Binary Search through multiple elements-CodePudding

I had this question on an exam,

I have a very slow computer which takes one second for binary search on an array with 1,000 (one thousand) elements. How long should I expect the computer to take for binary search on an array with 1,000,000 (one million) elements?

I have trouble understanding this, would it take longer to search through 1 million elements than 1,000 or does it depend on the computer?

CodePudding user response：

It does depend on the computer and also depends on the size of the array.
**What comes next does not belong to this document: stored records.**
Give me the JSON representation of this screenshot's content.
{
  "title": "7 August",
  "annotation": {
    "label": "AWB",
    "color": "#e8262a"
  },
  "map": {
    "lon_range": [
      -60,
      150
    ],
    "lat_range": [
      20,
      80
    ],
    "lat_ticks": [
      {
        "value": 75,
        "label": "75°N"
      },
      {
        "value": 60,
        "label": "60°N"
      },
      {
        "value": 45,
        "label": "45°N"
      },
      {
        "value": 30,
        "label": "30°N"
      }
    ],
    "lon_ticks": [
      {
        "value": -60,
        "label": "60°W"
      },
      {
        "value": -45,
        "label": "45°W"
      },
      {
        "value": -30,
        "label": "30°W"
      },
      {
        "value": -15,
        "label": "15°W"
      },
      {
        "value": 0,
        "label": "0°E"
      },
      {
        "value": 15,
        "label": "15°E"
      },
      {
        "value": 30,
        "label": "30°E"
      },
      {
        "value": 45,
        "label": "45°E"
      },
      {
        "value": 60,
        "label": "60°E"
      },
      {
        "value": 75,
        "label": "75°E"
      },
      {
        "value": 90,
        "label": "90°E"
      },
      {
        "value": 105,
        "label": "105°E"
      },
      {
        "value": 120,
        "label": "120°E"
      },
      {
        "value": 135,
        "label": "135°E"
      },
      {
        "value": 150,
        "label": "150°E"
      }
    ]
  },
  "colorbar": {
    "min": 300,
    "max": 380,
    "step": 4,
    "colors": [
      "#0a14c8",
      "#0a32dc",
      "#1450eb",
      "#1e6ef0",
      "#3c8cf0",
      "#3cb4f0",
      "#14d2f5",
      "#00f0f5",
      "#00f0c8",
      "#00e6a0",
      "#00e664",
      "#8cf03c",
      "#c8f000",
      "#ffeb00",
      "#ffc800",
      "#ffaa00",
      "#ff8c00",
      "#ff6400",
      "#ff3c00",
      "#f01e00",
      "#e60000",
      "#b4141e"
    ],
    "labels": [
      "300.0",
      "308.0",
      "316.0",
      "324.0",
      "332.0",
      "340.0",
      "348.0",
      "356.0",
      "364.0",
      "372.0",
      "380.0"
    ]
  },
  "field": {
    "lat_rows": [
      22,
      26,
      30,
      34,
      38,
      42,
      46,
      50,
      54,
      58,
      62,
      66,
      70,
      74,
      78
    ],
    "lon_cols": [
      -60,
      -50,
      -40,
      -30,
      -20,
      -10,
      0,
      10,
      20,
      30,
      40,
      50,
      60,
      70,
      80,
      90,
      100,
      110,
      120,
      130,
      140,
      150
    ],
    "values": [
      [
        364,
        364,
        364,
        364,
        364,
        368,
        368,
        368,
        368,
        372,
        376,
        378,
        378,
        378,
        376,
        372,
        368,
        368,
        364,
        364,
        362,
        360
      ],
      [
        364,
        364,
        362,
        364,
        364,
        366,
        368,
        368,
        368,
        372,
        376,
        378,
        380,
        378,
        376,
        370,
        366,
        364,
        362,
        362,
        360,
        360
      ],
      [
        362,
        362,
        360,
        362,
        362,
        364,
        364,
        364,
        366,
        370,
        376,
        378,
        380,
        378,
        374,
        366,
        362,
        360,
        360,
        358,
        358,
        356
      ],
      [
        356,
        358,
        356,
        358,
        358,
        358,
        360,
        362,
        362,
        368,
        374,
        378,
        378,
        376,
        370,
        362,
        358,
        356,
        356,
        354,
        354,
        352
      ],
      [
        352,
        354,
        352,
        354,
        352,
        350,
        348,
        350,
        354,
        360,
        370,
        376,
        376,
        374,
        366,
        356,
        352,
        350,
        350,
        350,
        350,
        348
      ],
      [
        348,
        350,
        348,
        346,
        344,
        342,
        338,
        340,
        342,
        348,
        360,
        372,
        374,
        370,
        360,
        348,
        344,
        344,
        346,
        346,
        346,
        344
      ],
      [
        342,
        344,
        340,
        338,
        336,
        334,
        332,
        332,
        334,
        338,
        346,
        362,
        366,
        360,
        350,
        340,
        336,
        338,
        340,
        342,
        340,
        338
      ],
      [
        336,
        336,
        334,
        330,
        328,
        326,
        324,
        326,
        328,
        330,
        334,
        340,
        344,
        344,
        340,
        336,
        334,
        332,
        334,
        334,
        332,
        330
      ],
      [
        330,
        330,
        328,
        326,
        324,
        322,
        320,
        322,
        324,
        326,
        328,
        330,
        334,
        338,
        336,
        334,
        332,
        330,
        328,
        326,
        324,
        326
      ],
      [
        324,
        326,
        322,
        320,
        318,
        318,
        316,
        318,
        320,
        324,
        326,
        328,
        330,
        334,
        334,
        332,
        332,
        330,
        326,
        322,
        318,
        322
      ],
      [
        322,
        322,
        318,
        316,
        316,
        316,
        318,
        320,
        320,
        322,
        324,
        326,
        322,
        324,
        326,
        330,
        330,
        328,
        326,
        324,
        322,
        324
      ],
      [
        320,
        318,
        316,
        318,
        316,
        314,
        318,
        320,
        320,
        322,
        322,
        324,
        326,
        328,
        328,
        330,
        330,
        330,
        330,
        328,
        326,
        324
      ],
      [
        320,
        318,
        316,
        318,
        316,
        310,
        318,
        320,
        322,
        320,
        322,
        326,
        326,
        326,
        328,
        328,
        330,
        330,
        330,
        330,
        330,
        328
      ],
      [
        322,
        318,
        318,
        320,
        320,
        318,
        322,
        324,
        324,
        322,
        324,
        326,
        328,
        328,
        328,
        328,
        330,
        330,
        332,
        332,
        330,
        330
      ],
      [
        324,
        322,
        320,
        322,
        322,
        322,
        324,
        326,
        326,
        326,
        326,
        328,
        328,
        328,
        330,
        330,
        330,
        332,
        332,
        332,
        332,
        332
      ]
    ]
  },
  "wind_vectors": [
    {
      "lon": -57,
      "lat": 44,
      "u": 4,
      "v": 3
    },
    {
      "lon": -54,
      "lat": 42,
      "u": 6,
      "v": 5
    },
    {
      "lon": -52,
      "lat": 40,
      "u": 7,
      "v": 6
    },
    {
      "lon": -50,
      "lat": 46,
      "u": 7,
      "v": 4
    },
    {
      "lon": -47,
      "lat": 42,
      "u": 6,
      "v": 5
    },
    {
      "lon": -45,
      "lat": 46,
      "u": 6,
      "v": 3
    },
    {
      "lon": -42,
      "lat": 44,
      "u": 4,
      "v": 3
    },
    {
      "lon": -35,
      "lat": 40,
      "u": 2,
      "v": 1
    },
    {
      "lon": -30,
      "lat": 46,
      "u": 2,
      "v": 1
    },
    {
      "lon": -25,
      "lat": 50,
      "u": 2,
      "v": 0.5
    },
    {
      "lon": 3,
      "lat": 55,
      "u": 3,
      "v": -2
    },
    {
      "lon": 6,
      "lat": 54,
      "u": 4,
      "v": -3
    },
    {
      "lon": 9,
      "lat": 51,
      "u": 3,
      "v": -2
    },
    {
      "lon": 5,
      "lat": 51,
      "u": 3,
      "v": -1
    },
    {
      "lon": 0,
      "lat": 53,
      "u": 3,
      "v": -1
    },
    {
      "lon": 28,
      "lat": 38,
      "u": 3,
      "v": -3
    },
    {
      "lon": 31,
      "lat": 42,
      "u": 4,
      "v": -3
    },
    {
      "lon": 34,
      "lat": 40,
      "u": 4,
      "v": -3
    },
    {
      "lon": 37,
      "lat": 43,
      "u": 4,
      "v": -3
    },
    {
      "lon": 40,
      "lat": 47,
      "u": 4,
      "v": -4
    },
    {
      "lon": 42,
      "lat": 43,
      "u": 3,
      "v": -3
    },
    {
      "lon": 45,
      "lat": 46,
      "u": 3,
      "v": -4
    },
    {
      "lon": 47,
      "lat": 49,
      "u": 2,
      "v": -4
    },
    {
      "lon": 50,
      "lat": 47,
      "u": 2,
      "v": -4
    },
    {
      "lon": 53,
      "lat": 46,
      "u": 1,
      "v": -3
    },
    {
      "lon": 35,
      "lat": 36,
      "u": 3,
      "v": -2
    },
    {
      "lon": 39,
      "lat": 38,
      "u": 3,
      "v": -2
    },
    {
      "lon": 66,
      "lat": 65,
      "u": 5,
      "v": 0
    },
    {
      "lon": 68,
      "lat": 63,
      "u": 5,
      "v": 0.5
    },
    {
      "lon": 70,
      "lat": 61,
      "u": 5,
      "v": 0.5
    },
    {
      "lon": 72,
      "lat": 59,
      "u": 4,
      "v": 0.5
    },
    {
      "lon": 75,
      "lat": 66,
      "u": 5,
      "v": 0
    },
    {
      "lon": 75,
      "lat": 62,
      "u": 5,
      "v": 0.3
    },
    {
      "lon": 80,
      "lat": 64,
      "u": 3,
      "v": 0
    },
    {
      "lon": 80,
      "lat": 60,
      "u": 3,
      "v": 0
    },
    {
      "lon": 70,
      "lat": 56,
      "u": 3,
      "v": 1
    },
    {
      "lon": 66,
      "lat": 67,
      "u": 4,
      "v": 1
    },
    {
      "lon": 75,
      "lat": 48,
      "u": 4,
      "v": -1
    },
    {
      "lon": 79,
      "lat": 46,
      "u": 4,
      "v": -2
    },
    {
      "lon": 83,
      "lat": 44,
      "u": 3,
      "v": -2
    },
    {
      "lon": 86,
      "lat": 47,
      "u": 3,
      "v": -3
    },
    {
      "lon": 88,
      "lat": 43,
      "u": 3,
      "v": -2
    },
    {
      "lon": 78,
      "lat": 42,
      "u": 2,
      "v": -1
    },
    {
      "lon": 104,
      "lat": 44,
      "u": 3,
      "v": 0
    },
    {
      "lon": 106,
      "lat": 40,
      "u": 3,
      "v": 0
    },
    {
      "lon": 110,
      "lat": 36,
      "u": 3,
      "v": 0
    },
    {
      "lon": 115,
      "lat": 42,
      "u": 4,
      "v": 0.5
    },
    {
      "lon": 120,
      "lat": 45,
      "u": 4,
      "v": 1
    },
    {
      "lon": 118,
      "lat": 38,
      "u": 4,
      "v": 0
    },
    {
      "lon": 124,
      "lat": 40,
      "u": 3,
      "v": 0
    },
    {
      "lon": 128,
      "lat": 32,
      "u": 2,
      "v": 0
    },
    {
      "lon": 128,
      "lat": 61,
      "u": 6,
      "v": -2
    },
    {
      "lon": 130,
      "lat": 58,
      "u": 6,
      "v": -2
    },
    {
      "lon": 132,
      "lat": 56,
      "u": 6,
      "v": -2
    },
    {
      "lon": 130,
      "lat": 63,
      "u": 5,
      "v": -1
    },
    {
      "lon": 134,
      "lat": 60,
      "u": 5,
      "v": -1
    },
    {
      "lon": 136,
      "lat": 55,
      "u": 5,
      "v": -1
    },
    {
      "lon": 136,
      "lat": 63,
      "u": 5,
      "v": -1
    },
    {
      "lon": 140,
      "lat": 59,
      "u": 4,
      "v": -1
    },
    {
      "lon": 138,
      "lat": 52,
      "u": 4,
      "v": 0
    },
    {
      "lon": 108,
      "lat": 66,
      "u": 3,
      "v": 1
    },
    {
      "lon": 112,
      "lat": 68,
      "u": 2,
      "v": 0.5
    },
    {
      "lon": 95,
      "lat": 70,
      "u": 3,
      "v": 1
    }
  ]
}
Since in this question the same computer is used, we can abstract the effects of the computer and focus on the sample size.

Binary search has logarithmic time complexity. If you take the difference between log(1_000) and log(1_000_000) you will see that you should expect almost double the time to search in the 1 million elements array.

This is assuming worst case. For the average case, the calculation gets more complex, you can check this wikipedia page for a deeper analysis.

CodePudding user response：

First, a binary search requires the list or array to be sorted. And since you are dividing each list/sublist in half it will take log2(N) searches to find the correct item where log2 is log to the base 2.

So for 1_000_000 items it should only take about 20 comparisons to home in on the item. So it should be very quick (sans the time to sort the list to begin with).

1000 items would take about 10 comparisons. And one second, imo, is much to long to do such a simple search on any modern day processor.

CodePudding user response：

Binary search has O(log(N)) time complexity, completion time is

t = c * log(N, 10)

In given case for N = 1000 we know t and thus we can find out c

1 = c * log(1000, 10) 

1 = c * 3

c = 1/3

For N = 1000000 we have

t = 1 / 3 * log(1000000, N) =
  = 1 / 3 * 6 = 
  = 2

So we can expect that binary search within 1000000 items will be completed in 2 seconds.

Please, note that O(log(N)) == O(log(N, m)) since log(N, m) == log(N, k) / log(m, k), which means that when working with O(log(N)) we are free to choose logarithm base. In our case (1000 and 1000000) it's convenient to use base 10 (or 1000)